No seriamente perchè siete ancora qui?.

Come il protocollo di ogni buona presentazione prevede, se vi può interessare all’anagrafe sono registrato come Valerio.

La mia biografia videoludica è sempre stata caratterizzata da piccoli anzi, grandi spostamenti da PC a Console e vice versa, ho giocato praticamente di tutto dai grandi classici fino ai giochi puramente di nicchia, per non disdegnare le serie più commerciali che ultimamente sto apprezzando sempre meno con il passare del tempo.
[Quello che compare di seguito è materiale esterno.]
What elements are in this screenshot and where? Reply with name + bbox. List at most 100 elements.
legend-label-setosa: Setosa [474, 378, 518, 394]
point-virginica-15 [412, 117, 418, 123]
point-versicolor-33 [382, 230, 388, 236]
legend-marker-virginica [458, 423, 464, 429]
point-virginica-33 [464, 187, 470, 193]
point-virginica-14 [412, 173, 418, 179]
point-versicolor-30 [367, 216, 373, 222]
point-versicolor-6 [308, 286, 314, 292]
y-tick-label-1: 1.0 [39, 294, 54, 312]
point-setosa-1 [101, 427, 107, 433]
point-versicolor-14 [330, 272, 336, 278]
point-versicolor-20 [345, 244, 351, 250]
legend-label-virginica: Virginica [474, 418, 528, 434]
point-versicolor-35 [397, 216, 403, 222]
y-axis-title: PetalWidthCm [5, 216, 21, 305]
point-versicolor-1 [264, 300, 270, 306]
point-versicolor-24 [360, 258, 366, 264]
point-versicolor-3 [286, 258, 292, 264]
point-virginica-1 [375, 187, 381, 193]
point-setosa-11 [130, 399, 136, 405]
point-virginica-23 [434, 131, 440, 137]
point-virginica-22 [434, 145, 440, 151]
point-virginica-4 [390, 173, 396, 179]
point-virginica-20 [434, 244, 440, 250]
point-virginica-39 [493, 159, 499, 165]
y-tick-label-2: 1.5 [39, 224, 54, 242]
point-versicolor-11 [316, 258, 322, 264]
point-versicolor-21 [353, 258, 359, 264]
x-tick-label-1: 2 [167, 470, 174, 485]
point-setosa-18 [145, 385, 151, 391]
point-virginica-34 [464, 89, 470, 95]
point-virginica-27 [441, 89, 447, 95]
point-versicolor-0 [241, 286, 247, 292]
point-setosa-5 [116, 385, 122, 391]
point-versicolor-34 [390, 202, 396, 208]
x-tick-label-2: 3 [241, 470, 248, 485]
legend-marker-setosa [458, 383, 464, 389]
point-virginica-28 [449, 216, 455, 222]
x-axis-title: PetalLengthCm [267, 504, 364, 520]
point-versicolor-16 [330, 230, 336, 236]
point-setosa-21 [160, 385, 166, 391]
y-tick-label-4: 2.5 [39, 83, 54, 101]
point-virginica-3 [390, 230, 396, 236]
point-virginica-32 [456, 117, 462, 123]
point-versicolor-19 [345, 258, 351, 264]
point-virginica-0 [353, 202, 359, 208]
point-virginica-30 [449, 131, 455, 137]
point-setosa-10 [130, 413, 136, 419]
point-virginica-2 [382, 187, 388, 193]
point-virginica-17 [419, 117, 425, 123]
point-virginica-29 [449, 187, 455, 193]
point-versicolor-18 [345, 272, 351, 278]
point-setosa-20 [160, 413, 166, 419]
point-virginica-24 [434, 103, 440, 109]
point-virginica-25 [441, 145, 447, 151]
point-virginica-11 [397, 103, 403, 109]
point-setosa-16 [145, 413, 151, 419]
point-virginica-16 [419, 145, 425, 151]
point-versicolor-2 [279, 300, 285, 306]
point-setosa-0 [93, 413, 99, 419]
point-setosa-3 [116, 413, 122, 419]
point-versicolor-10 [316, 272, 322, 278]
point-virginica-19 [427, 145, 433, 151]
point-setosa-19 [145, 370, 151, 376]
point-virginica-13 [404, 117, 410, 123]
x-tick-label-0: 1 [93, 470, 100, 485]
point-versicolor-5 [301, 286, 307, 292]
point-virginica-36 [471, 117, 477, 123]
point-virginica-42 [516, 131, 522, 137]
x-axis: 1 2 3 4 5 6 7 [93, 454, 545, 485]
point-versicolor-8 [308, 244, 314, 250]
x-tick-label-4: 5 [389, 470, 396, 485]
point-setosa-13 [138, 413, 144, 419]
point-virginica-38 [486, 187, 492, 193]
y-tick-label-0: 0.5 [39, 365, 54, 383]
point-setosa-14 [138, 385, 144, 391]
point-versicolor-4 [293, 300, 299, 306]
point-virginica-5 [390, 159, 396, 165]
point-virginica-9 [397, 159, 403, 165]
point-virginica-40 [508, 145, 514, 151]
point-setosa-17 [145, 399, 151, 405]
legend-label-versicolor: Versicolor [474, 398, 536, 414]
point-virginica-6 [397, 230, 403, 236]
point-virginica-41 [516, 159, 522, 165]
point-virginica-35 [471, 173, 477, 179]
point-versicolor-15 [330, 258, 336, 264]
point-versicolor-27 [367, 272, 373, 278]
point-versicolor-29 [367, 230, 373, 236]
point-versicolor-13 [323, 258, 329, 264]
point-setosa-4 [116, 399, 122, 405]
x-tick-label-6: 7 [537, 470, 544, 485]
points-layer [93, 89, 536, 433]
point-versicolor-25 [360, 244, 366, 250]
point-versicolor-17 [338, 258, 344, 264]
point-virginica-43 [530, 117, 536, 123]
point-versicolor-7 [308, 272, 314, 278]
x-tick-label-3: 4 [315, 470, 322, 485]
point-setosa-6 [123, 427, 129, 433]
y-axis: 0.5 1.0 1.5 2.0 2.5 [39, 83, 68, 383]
Parlarvi di quale sia ed è il mio gioco preferito sarebbe superfluo ed inutile, perciò quello che dovete sapere di me come videogiocatore è solo che ho un passato composto principalmente da RTS ed un presente costellato di piccoli videogames di nicchia pesantemente story driven.

Credo nel media videogioco come una tavola perfetta su cui dipingere, per me il videogames è ciò che concilia le mie altre due grandi passioni, L’informatica e la lettura, sono infatti tra quelli che sostiene che il nostro medium preferito vada considerato arte e non mi stancherò mai di dirlo, il videogioco è si un opera di intrattenimento ma è prima di tutto un possibile incontro tra arte e scienza, un tema che discutevo spesso anni fa anche con chi di videogiochi non se ne intende.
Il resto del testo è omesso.